Queer-owned booths at Union Square help serve holiday feasts

Runner & Stone booth at Union Square
Runner & Stone employees Alty Moran Charles Collyard at their Union Square booth.
Heather Cassell

New York’s LGBTQ families can shop queer and local booths serving up fabulous holiday meals for Thanksgiving, Christmas, Hanukkah, and Kwanzaa this year at Union Square’s Greensmarket.

Every week there are about five queer-owned booths offering everything from fresh produce and cheese to bread and dessert.

Gay City News talked with several queer business owners who have booths at Union Square Greenmarket about the importance of the market, their businesses, and what they have to offer to make a holiday feast.

Serving up the holidays

These queer booths have options for people looking to dress up holiday tables and parties.

Runner & Stone — led by gay co-owner and head baker Peter Endriss and ally chef Chris Pizzulli — has everything for a festive feast. Options range from dinner to dessert, like holiday tarts and cookies, ready to order online or at the stand and available to pick up at their Brooklyn store for Thanksgiving and Christmas.

“We have two pretty full holiday menus for Thanksgiving and then for the Christmas holiday,” said Endriss, whose booth is at the market on Saturdays.

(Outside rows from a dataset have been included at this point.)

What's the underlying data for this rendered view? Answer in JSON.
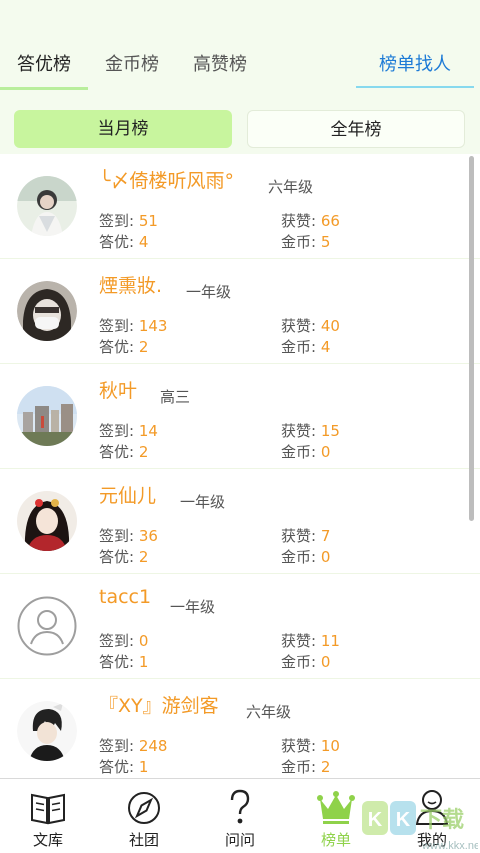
{
  "tabs": [
    {
      "label": "答优榜"
    },
    {
      "label": "金币榜"
    },
    {
      "label": "高赞榜"
    },
    {
      "label": "榜单找人"
    }
  ],
  "segments": {
    "month": "当月榜",
    "year": "全年榜"
  },
  "labels": {
    "sign": "签到:",
    "like": "获赞:",
    "answer": "答优:",
    "coin": "金币:"
  },
  "users": [
    {
      "name": "╰〆倚楼听风雨°",
      "grade": "六年级",
      "sign": "51",
      "like": "66",
      "answer": "4",
      "coin": "5"
    },
    {
      "name": "煙熏妝.",
      "grade": "一年级",
      "sign": "143",
      "like": "40",
      "answer": "2",
      "coin": "4"
    },
    {
      "name": "秋叶",
      "grade": "高三",
      "sign": "14",
      "like": "15",
      "answer": "2",
      "coin": "0"
    },
    {
      "name": "元仙儿",
      "grade": "一年级",
      "sign": "36",
      "like": "7",
      "answer": "2",
      "coin": "0"
    },
    {
      "name": "tacc1",
      "grade": "一年级",
      "sign": "0",
      "like": "11",
      "answer": "1",
      "coin": "0"
    },
    {
      "name": "『XY』游剑客",
      "grade": "六年级",
      "sign": "248",
      "like": "10",
      "answer": "1",
      "coin": "2"
    }
  ],
  "nav": [
    {
      "label": "文库",
      "icon": "book-icon"
    },
    {
      "label": "社团",
      "icon": "compass-icon"
    },
    {
      "label": "问问",
      "icon": "question-icon"
    },
    {
      "label": "榜单",
      "icon": "crown-icon"
    },
    {
      "label": "我的",
      "icon": "user-icon"
    }
  ],
  "watermark": "KK下载",
  "watermark_url": "www.kkx.net",
  "colors": {
    "accent_green": "#8fd24a",
    "highlight_orange": "#f39a27",
    "link_blue": "#1e7bd6"
  }
}
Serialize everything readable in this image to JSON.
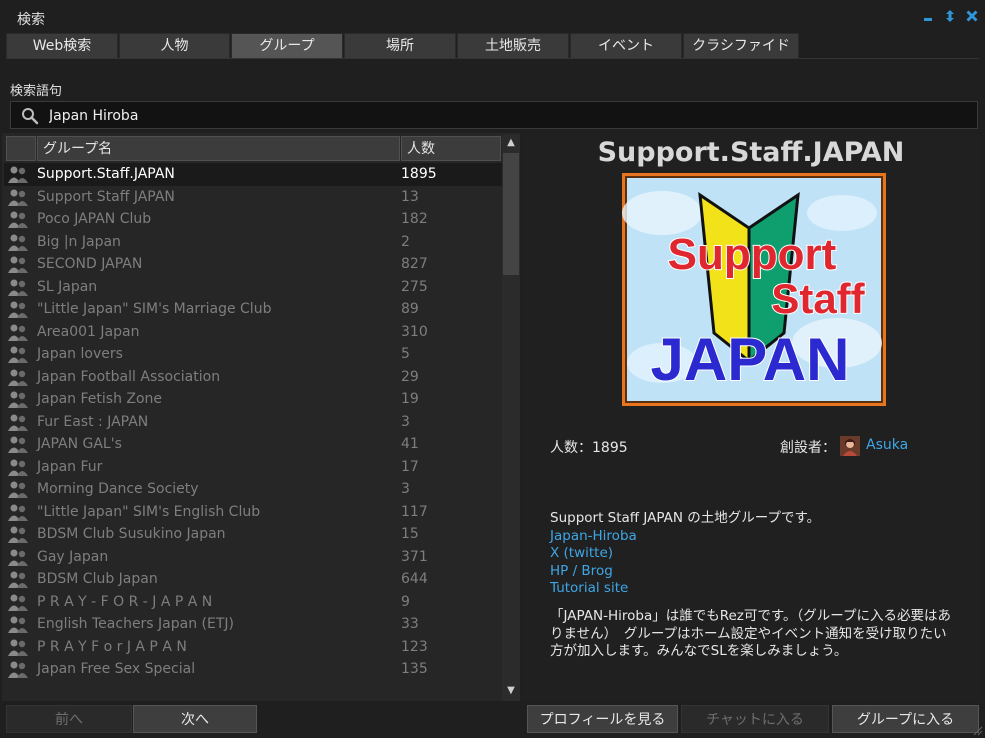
{
  "window": {
    "title": "検索"
  },
  "tabs": [
    "Web検索",
    "人物",
    "グループ",
    "場所",
    "土地販売",
    "イベント",
    "クラシファイド"
  ],
  "active_tab": 2,
  "search": {
    "label": "検索語句",
    "value": "Japan Hiroba",
    "icon": "search-icon"
  },
  "table": {
    "headers": {
      "name": "グループ名",
      "count": "人数"
    },
    "rows": [
      {
        "name": "Support.Staff.JAPAN",
        "count": "1895"
      },
      {
        "name": "Support Staff JAPAN",
        "count": "13"
      },
      {
        "name": "Poco JAPAN Club",
        "count": "182"
      },
      {
        "name": "Big |n Japan",
        "count": "2"
      },
      {
        "name": "SECOND JAPAN",
        "count": "827"
      },
      {
        "name": "SL Japan",
        "count": "275"
      },
      {
        "name": "\"Little Japan\" SIM's Marriage Club",
        "count": "89"
      },
      {
        "name": "Area001 Japan",
        "count": "310"
      },
      {
        "name": "Japan lovers",
        "count": "5"
      },
      {
        "name": "Japan Football Association",
        "count": "29"
      },
      {
        "name": "Japan Fetish Zone",
        "count": "19"
      },
      {
        "name": "Fur East : JAPAN",
        "count": "3"
      },
      {
        "name": "JAPAN GAL's",
        "count": "41"
      },
      {
        "name": "Japan Fur",
        "count": "17"
      },
      {
        "name": "Morning Dance Society",
        "count": "3"
      },
      {
        "name": "\"Little Japan\" SIM's English Club",
        "count": "117"
      },
      {
        "name": "BDSM Club Susukino Japan",
        "count": "15"
      },
      {
        "name": "Gay Japan",
        "count": "371"
      },
      {
        "name": "BDSM Club Japan",
        "count": "644"
      },
      {
        "name": "P R A Y - F O R - J A P A N",
        "count": "9"
      },
      {
        "name": "English Teachers Japan (ETJ)",
        "count": "33"
      },
      {
        "name": "P R A Y   F o r   J A P A N",
        "count": "123"
      },
      {
        "name": "Japan Free Sex Special",
        "count": "135"
      }
    ],
    "selected_index": 0
  },
  "pager": {
    "prev": "前へ",
    "next": "次へ"
  },
  "detail": {
    "title": "Support.Staff.JAPAN",
    "logo": {
      "line1": "Support",
      "line2": "Staff",
      "line3": "JAPAN"
    },
    "members_label": "人数：1895",
    "founder_label": "創設者：",
    "founder_name": "Asuka",
    "description_intro": "Support Staff JAPAN の土地グループです。",
    "links": [
      "Japan-Hiroba",
      "X (twitte)",
      "HP / Brog",
      "Tutorial site"
    ],
    "description_body": "「JAPAN-Hiroba」は誰でもRez可です。（グループに入る必要はありません）　グループはホーム設定やイベント通知を受け取りたい方が加入します。みんなでSLを楽しみましょう。"
  },
  "actions": {
    "profile": "プロフィールを見る",
    "chat": "チャットに入る",
    "join": "グループに入る"
  },
  "colors": {
    "accent": "#2f96d8",
    "link": "#3fa6e6",
    "logo_red": "#e0262e",
    "logo_blue": "#2a2ad0",
    "logo_green": "#0f9e6e",
    "logo_yellow": "#f2e21a",
    "logo_border": "#e8741e"
  }
}
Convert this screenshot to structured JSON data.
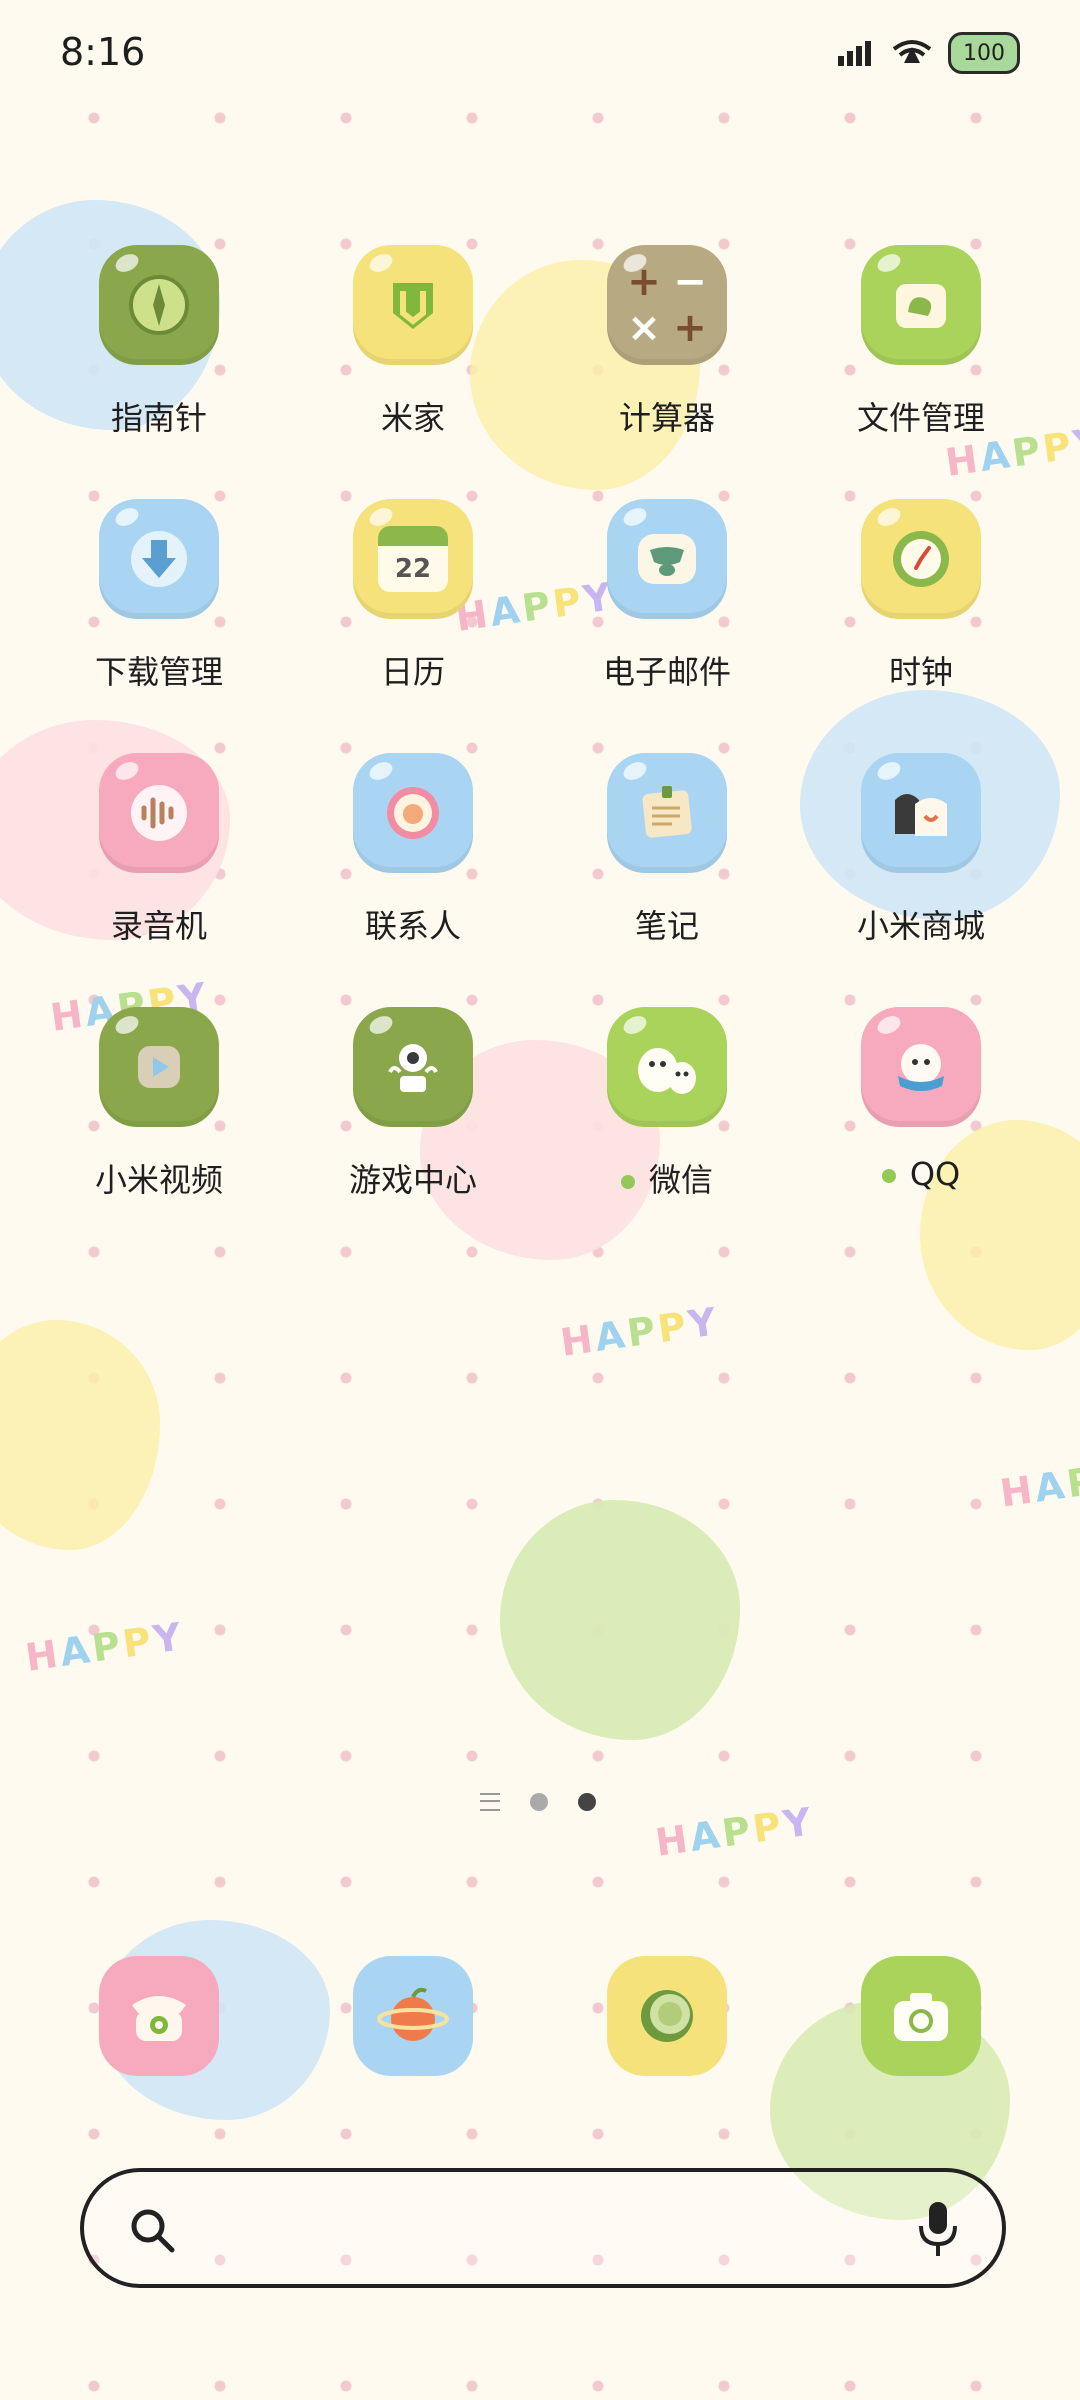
{
  "status_bar": {
    "time": "8:16",
    "battery": "100"
  },
  "apps": [
    {
      "label": "指南针",
      "icon": "compass-icon"
    },
    {
      "label": "米家",
      "icon": "mi-home-icon"
    },
    {
      "label": "计算器",
      "icon": "calculator-icon"
    },
    {
      "label": "文件管理",
      "icon": "file-manager-icon"
    },
    {
      "label": "下载管理",
      "icon": "download-icon"
    },
    {
      "label": "日历",
      "icon": "calendar-icon",
      "badge": "22"
    },
    {
      "label": "电子邮件",
      "icon": "email-icon"
    },
    {
      "label": "时钟",
      "icon": "clock-icon"
    },
    {
      "label": "录音机",
      "icon": "recorder-icon"
    },
    {
      "label": "联系人",
      "icon": "contacts-icon"
    },
    {
      "label": "笔记",
      "icon": "notes-icon"
    },
    {
      "label": "小米商城",
      "icon": "mi-store-icon"
    },
    {
      "label": "小米视频",
      "icon": "mi-video-icon"
    },
    {
      "label": "游戏中心",
      "icon": "game-center-icon"
    },
    {
      "label": "微信",
      "icon": "wechat-icon"
    },
    {
      "label": "QQ",
      "icon": "qq-icon"
    }
  ],
  "dock": [
    {
      "icon": "phone-icon"
    },
    {
      "icon": "browser-icon"
    },
    {
      "icon": "gallery-icon"
    },
    {
      "icon": "camera-icon"
    }
  ],
  "pager": {
    "pages": 2,
    "active": 2
  },
  "wallpaper": {
    "text": "HAPPY"
  },
  "colors": {
    "green": "#8aa84b",
    "yellow": "#f5e27a",
    "blue": "#a9d5f2",
    "pink": "#f7a9be",
    "olive": "#b7aa82",
    "lime": "#a9d35a"
  }
}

City Saucery, a Brooklyn-based sauce and condiment company, has been a hit at the market since Michael Marino and his husband, Jorge Moret, opened their first stand there in 2015. The pair uses centuries-old family recipes from Calabria, Italy, brought by Marino’s mother, Carolina Marino — a local chef celebrity in her own right — when the family immigrated to the United States in the 1970s. The sauces are incredibly fresh, and customers receive $1 off their next purchase when they return the jars to the saucery for repackaging.

City Saucery booth with Jorge Moret
City Saucery co-founder Jorge Moret selling jars of fresh tomato sauces at the Union Square Greenmarket booth.Heather Cassell

City Saucery partnered with GrowNYC during the company’s rebranding and was placed at Union Square about six years ago. The couple launched City Saucery with Marino’s mother in 2011. The product is available in specialty stores and Whole Foods across the US, as well as online and at the market.

City Saucery also has features mother’s popular Italian Turkey recipe, said Marino, whose booth is at the market every Wednesday and Saturday.

Rise & Root Farm is only at Union Square Greensmarket on Fridays, said co-owner and head baker Michael Hayes-Hodge. The queer farm has had its stand at the market since 2015, the same year the farm was founded and harvested its first crop. Stop by the stand for your fruit and vegetables to be the star of your holiday dish or accompany your dishes and desserts for festive tables and parties.

Michaela Hayes-Hodge, co-owner of Rise & Root Farm
Michaela Hayes-Hodge, co-owner of Rise & Root Farm, at the Union Square Greenmarket booth.Heather Cassell

Another option is to pick up cheese for charcuterie plates, appetizers, and cheesy holiday dishes on Saturdays at transgender-owned and operated Moxie Ridge Farm.

Out at the market

Being located so close to New York’s historic gayborhoods makes it easier to attract a global audience — and having booths at an LGBTQ-welcoming farmers market is an added benefit, queer stand owners said.

“It’s refreshing to see members of the LGBTQ community here running a farm or like a food-producing company,” Marino said.

“The whole world comes here,” added Marino, who explained that there are customers from Asia, Europe, and other areas of the globe.

Hayes-Hodge added that “representation matters.”

“I feel like it’s important that the profession of farming is as diverse as the community of people who eat the food,” said Hayes-Hodge, who founded the BIPOC queer farm in the Hudson Valley with her wife, Jane Hayes-Hodge, and their friends, Lorrie Clevenger and Karen Washington, in 2015.

Endriss agreed and pointed to the level of comfort and quality at the market.

“It’s great,” he said, especially compared to the 1980s when being gay was “very much an issue.”

“What is wonderful about is that I don’t even think about it anymore,” he said. “I think the best outcome you can achieve is that it’s not an issue anymore.”

He doesn’t worry about his queer employees being treated badly because the market feels like it is “a really safe positive space for them to be who they are, which is such an added bonus.”